My dad is fully ambulatory and abled. Which is insane because he’s had thyroid cancer, bowel cancer, bladder cancer, skin cancer, and I think he still has a pituitary tumor kind of just sitting there. It’s amazing what the advances in cancer treatment have accomplished in his case. You would not know to look at him that he’s ever been sick and that he’s over 60. He’s 81.
What I’ve personally seen that really knocks people out of action is autoimmune disease. Especially those that attack and degrade the joints, such as osteoarthritis and rheumatoid arthritis. My poor mom. She’s 82, and still a beauty who only recently got her first wrinkles and some gray in her hair, a fact which knocks everyone for a loop. But she’s not been very mobile for years and is in constant debilitating pain. And she refuses to get hearing aids which leads to more complications than need be.
Age related loss of sight and hearing can bring on behaviors and reactions that mimic dementia. Get those hearing aids and treatments for macular degeneration (they have experimental ones) going or mental function falls off a cliff fast. We learned this caring for my father-in-law. Fortunately he was cooperative and reversed the damage to his cognitive skills.
Gesture based controls is hard for my father-in-law because of loss of visual acuity and fine motor control. He has tremors not from Parkinson’s but just general age. He really counts on being able to feel the home button when he gets “lost” at whatever he’s doing on the gigantic iPad Pro we bought him. He loves his iPad. It adds so much to his life. As does Amazon Echo. He loves Alexa.
My mother-in-law has had strokes and now can’t really use her iPhone much anymore. She was really very adept on it just a couple of years ago and was the iPhone fan in the family. And before that she was fairly computer literate. That ended with her first stroke.

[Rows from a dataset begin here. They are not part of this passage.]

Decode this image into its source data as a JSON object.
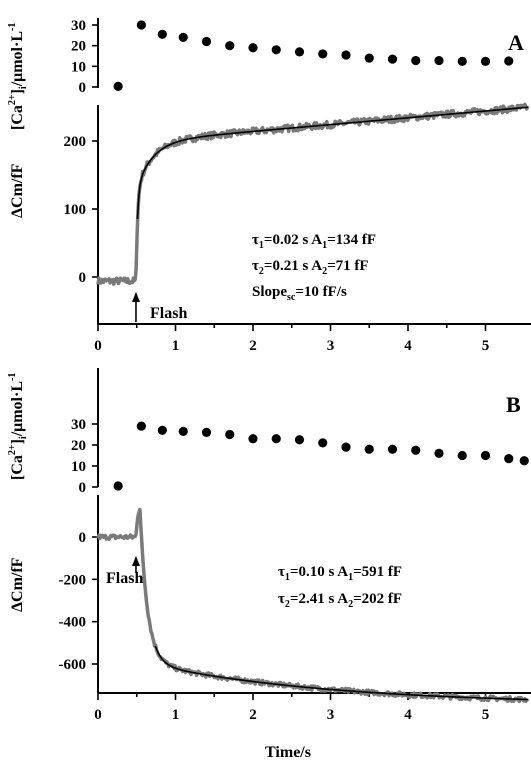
{
  "chart_data": [
    {
      "panel": "A",
      "type": "scatter",
      "ylabel": "[Ca2+]i/μmol·L-1",
      "ylabel_parts": {
        "a": "[Ca",
        "sup1": "2+",
        "b": "]",
        "sub": "i",
        "c": "/μmol·L",
        "sup2": "-1"
      },
      "yticks": [
        "0",
        "10",
        "20",
        "30"
      ],
      "ylim": [
        0,
        32
      ],
      "xlim": [
        0,
        5.5
      ],
      "points": [
        {
          "x": 0.26,
          "y": 0.3
        },
        {
          "x": 0.56,
          "y": 30
        },
        {
          "x": 0.83,
          "y": 25.5
        },
        {
          "x": 1.1,
          "y": 24
        },
        {
          "x": 1.4,
          "y": 22
        },
        {
          "x": 1.7,
          "y": 20
        },
        {
          "x": 2.0,
          "y": 19
        },
        {
          "x": 2.3,
          "y": 18
        },
        {
          "x": 2.6,
          "y": 17
        },
        {
          "x": 2.9,
          "y": 16
        },
        {
          "x": 3.2,
          "y": 15.5
        },
        {
          "x": 3.5,
          "y": 14
        },
        {
          "x": 3.8,
          "y": 13.5
        },
        {
          "x": 4.1,
          "y": 12.8
        },
        {
          "x": 4.4,
          "y": 12.8
        },
        {
          "x": 4.7,
          "y": 12.4
        },
        {
          "x": 5.0,
          "y": 12.4
        },
        {
          "x": 5.3,
          "y": 12.6
        }
      ]
    },
    {
      "panel": "A",
      "type": "line",
      "ylabel": "ΔCm/fF",
      "yticks": [
        "0",
        "100",
        "200"
      ],
      "ylim": [
        -85,
        270
      ],
      "xlim": [
        0,
        5.5
      ],
      "baseline": -6,
      "flash_time": 0.49,
      "fit": {
        "tau1": 0.02,
        "A1": 134,
        "tau2": 0.21,
        "A2": 71,
        "slope": 10
      },
      "annotations": {
        "line1_tau": "τ",
        "line1_sub": "1",
        "line1_rest": "=0.02 s   A",
        "line1_sub2": "1",
        "line1_end": "=134 fF",
        "line2_tau": "τ",
        "line2_sub": "2",
        "line2_rest": "=0.21 s   A",
        "line2_sub2": "2",
        "line2_end": "=71 fF",
        "line3_a": "Slope",
        "line3_sub": "sc",
        "line3_b": "=10 fF/s"
      },
      "flash_label": "Flash",
      "panel_label": "A"
    },
    {
      "panel": "B",
      "type": "scatter",
      "ylabel": "[Ca2+]i/μmol·L-1",
      "ylabel_parts": {
        "a": "[Ca",
        "sup1": "2+",
        "b": "]",
        "sub": "i",
        "c": "/μmol·L",
        "sup2": "-1"
      },
      "yticks": [
        "0",
        "10",
        "20",
        "30"
      ],
      "ylim": [
        0,
        32
      ],
      "xlim": [
        0,
        5.5
      ],
      "points": [
        {
          "x": 0.26,
          "y": 0.5
        },
        {
          "x": 0.56,
          "y": 29
        },
        {
          "x": 0.83,
          "y": 27
        },
        {
          "x": 1.1,
          "y": 26.5
        },
        {
          "x": 1.4,
          "y": 26
        },
        {
          "x": 1.7,
          "y": 25
        },
        {
          "x": 2.0,
          "y": 23
        },
        {
          "x": 2.3,
          "y": 23
        },
        {
          "x": 2.6,
          "y": 22.5
        },
        {
          "x": 2.9,
          "y": 21
        },
        {
          "x": 3.2,
          "y": 19
        },
        {
          "x": 3.5,
          "y": 18
        },
        {
          "x": 3.8,
          "y": 18
        },
        {
          "x": 4.1,
          "y": 17.5
        },
        {
          "x": 4.4,
          "y": 16
        },
        {
          "x": 4.7,
          "y": 15
        },
        {
          "x": 5.0,
          "y": 15
        },
        {
          "x": 5.3,
          "y": 13.5
        },
        {
          "x": 5.5,
          "y": 12.5
        }
      ]
    },
    {
      "panel": "B",
      "type": "line",
      "ylabel": "ΔCm/fF",
      "xlabel": "Time/s",
      "yticks": [
        "-600",
        "-400",
        "-200",
        "0"
      ],
      "xticks": [
        "0",
        "1",
        "2",
        "3",
        "4",
        "5"
      ],
      "ylim": [
        -740,
        150
      ],
      "xlim": [
        0,
        5.5
      ],
      "baseline": 0,
      "flash_time": 0.49,
      "peak": 145,
      "fit": {
        "tau1": 0.1,
        "A1": 591,
        "tau2": 2.41,
        "A2": 202
      },
      "annotations": {
        "line1_tau": "τ",
        "line1_sub": "1",
        "line1_rest": "=0.10 s   A",
        "line1_sub2": "1",
        "line1_end": "=591 fF",
        "line2_tau": "τ",
        "line2_sub": "2",
        "line2_rest": "=2.41 s   A",
        "line2_sub2": "2",
        "line2_end": "=202 fF"
      },
      "flash_label": "Flash",
      "panel_label": "B"
    }
  ],
  "x_axis": {
    "ticks": [
      "0",
      "1",
      "2",
      "3",
      "4",
      "5"
    ],
    "label": "Time/s"
  },
  "colors": {
    "trace": "#7a7a7a",
    "fit": "#000000",
    "dots": "#000000"
  }
}
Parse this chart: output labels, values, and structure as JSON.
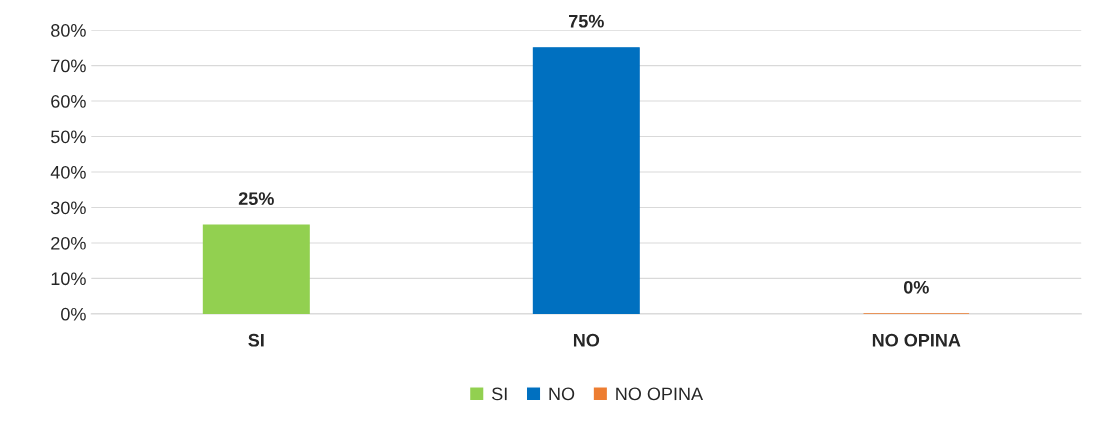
{
  "chart_data": {
    "type": "bar",
    "categories": [
      "SI",
      "NO",
      "NO OPINA"
    ],
    "series": [
      {
        "name": "SI",
        "color": "#92d050",
        "values": [
          25,
          null,
          null
        ],
        "value_labels": [
          "25%",
          null,
          null
        ]
      },
      {
        "name": "NO",
        "color": "#0070c0",
        "values": [
          null,
          75,
          null
        ],
        "value_labels": [
          null,
          "75%",
          null
        ]
      },
      {
        "name": "NO OPINA",
        "color": "#ed7d31",
        "values": [
          null,
          null,
          0
        ],
        "value_labels": [
          null,
          null,
          "0%"
        ]
      }
    ],
    "ylim": [
      0,
      80
    ],
    "yticks": [
      {
        "value": 0,
        "label": "0%"
      },
      {
        "value": 10,
        "label": "10%"
      },
      {
        "value": 20,
        "label": "20%"
      },
      {
        "value": 30,
        "label": "30%"
      },
      {
        "value": 40,
        "label": "40%"
      },
      {
        "value": 50,
        "label": "50%"
      },
      {
        "value": 60,
        "label": "60%"
      },
      {
        "value": 70,
        "label": "70%"
      },
      {
        "value": 80,
        "label": "80%"
      }
    ],
    "grid": "y",
    "legend": "bottom"
  }
}
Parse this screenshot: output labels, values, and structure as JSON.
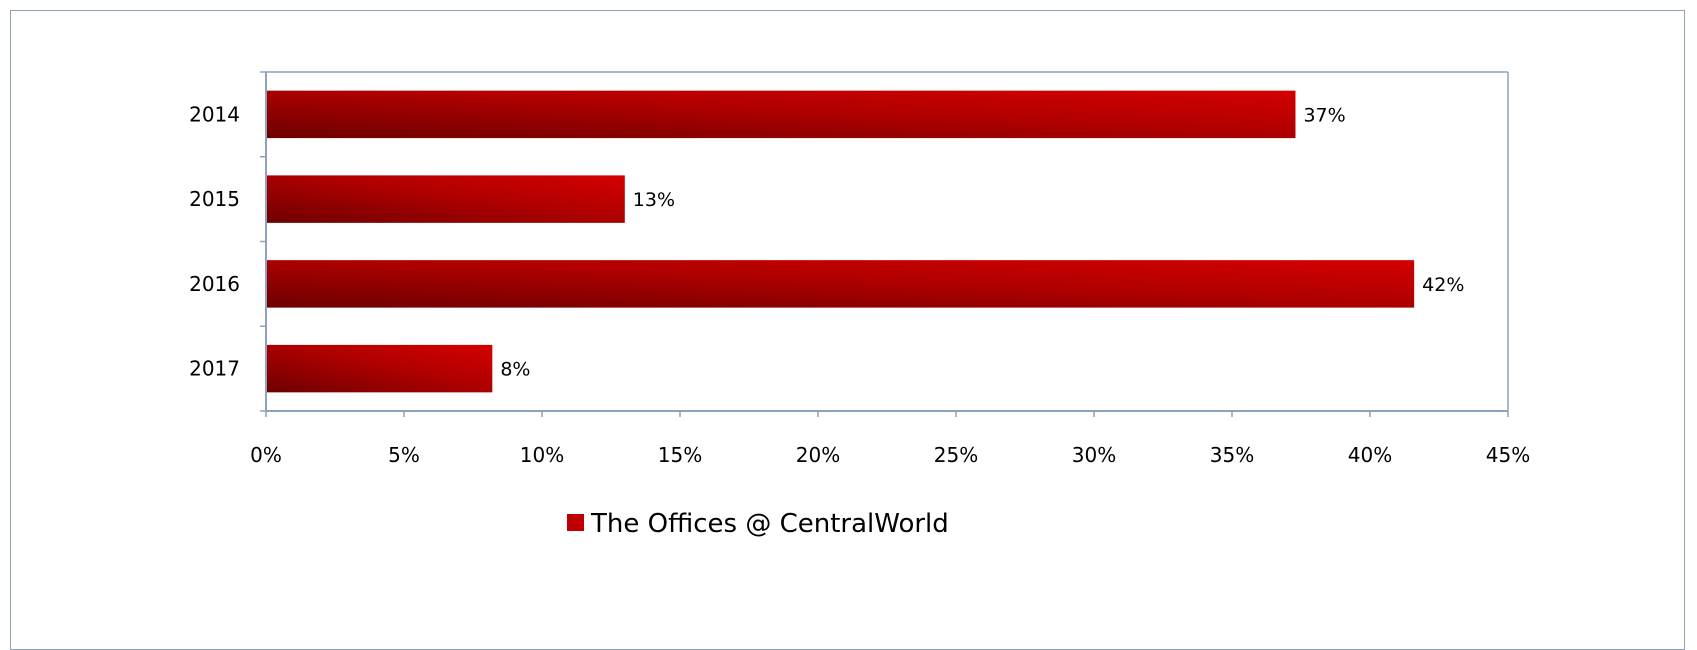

She uses Alexa/Echo to make calls since her second stroke. Her speech isn’t the smoothest but Alexa does a good job understanding her. Siri became a disaster. Actually MIL is in the hospital right now. I don’t think she’s going to be using any tech for awhile. Understandably it’s the last thing on her mind.
We’re mostly trying to keep my father-in-law on technology to keep him occupied and connected and flexible of mind.
I’ve actually been hit prematurely by some problems that I inherited. I push myself hard to be competent on iOS and Android because I’ve seen how important it is to push and challenge yourself in every way possible to keep functional past 80.
Lol, but I don’t know if any amount of pushing myself is going to make me any more proficient with the latest Apple TV remote. Goodness that thing is a horror for me!